Jangan Panggil Aku Dadah
Oleh Udo Z Karzi
AKU sedang melangkah di Jalan Amir Hamzah menuju pulang ke tempat kos di Jalan Nusa Indah Nomor 14 Pakiskawat, Bandar Lampung ketika Densy Martusa memanggilku, “Zul…”
Aku menghentikan langkahku dan berbalik menoleh ke belakang.
“Ya?” sahutku.
Densy bersama seorang cewek mempercepat langkah mensejajariku.
Penuh tanda tanya, aku menunggu apa yang bakal terjadi. Terus terang, aku jarang… sangat jarang mendekati atau didekati cewek.
Aku grogi. Cuma ditegar-tegarkan saja biar tak kelihatan gugup. Densy teman sekelas di kelas satu dulu. Sekarang kami sudah naik kelas tiga SMAN 2 Bandar Lampung. Temannya, saya tahu kami seletingan. Cuma beda kelas dan tidak pernah sekelas denganku.

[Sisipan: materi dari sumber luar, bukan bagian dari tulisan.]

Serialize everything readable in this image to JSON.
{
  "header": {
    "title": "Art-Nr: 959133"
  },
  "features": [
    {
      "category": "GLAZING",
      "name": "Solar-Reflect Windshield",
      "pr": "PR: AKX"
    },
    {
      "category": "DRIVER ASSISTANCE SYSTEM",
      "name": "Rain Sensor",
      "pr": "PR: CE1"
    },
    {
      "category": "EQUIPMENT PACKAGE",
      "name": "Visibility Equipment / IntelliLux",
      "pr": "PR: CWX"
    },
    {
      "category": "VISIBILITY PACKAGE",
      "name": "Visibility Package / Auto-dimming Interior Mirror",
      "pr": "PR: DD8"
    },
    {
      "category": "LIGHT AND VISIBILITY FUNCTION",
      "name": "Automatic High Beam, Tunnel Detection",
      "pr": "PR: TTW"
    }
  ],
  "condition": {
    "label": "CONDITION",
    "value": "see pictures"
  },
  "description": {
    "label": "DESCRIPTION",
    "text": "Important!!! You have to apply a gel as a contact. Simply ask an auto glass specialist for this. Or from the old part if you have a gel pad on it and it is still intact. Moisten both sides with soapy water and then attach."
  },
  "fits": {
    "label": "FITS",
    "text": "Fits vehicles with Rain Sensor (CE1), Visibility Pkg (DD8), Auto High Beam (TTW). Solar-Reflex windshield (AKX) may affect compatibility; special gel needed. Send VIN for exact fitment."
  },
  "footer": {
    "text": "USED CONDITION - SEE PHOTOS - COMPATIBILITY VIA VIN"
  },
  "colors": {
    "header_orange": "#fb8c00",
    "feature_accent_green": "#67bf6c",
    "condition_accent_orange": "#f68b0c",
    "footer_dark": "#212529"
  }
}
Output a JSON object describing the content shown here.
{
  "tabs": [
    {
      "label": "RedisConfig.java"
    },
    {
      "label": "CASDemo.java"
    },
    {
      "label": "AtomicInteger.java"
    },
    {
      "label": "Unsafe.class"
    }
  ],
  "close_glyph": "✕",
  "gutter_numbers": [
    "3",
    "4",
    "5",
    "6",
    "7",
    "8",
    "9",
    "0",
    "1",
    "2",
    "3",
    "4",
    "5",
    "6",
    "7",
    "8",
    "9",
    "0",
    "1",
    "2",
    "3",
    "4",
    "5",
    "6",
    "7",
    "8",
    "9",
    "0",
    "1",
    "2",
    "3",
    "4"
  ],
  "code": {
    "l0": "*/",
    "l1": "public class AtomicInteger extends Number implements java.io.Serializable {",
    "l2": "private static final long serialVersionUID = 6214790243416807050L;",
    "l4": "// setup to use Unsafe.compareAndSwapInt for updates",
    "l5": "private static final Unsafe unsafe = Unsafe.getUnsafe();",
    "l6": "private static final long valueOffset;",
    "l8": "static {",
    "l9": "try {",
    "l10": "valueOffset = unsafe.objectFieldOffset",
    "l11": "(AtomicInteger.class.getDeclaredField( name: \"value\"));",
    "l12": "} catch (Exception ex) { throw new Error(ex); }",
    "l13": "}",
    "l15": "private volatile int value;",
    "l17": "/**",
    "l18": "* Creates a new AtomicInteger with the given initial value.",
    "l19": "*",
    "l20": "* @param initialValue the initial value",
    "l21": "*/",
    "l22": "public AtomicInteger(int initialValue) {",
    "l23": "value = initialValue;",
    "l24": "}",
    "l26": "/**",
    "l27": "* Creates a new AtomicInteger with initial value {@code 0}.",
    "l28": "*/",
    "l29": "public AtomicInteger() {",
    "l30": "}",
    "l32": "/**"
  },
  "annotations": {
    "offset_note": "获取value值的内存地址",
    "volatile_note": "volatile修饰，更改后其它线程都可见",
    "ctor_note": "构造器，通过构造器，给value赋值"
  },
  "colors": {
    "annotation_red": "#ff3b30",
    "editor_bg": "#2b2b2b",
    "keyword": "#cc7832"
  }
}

Begitu berada di sampingku, Densy berkata, “Ini teman minta dikenalin…”
Si gadis menyodorkan tangannya yang saya sambut dengan tanganku–aku tak tahu–mungkin gemetaran. Hati berdebar dan tak karu-karuan ketika saling menggenggam tangan walau sebentar.
“Gua Dahlia. Panggil Lia ya. Jangan Dah. Apalagi Dadah,” ujarnya.
Lucu juga. Aku tertawa. Densy dan Lia ikut tertawa.
Ketegangan yang terjadi denganku sedikit melonggar. Sambil berjalan, bertiga kami berbincang-bincang sampai di sebuah sebuah pertigaan.
Aku menunjuk ke gang yang lurus, “Saya lewat sini ya. Kalian?”
“Kami ke mau ke sana,” ujar Densy dengan tatapan ke arah lain mengikuti terusan Jalan Amir Hamzah.
“Ikut kami,” ajak Lia, entah serius entah basa-basi.
“Nggak. Saya mau langsung pulang,” jawabku.
Aku bergegas ke kosan. Lapar dan dahaga di bawah terik matahari membuatku mempercepat langkah agar segera tiba.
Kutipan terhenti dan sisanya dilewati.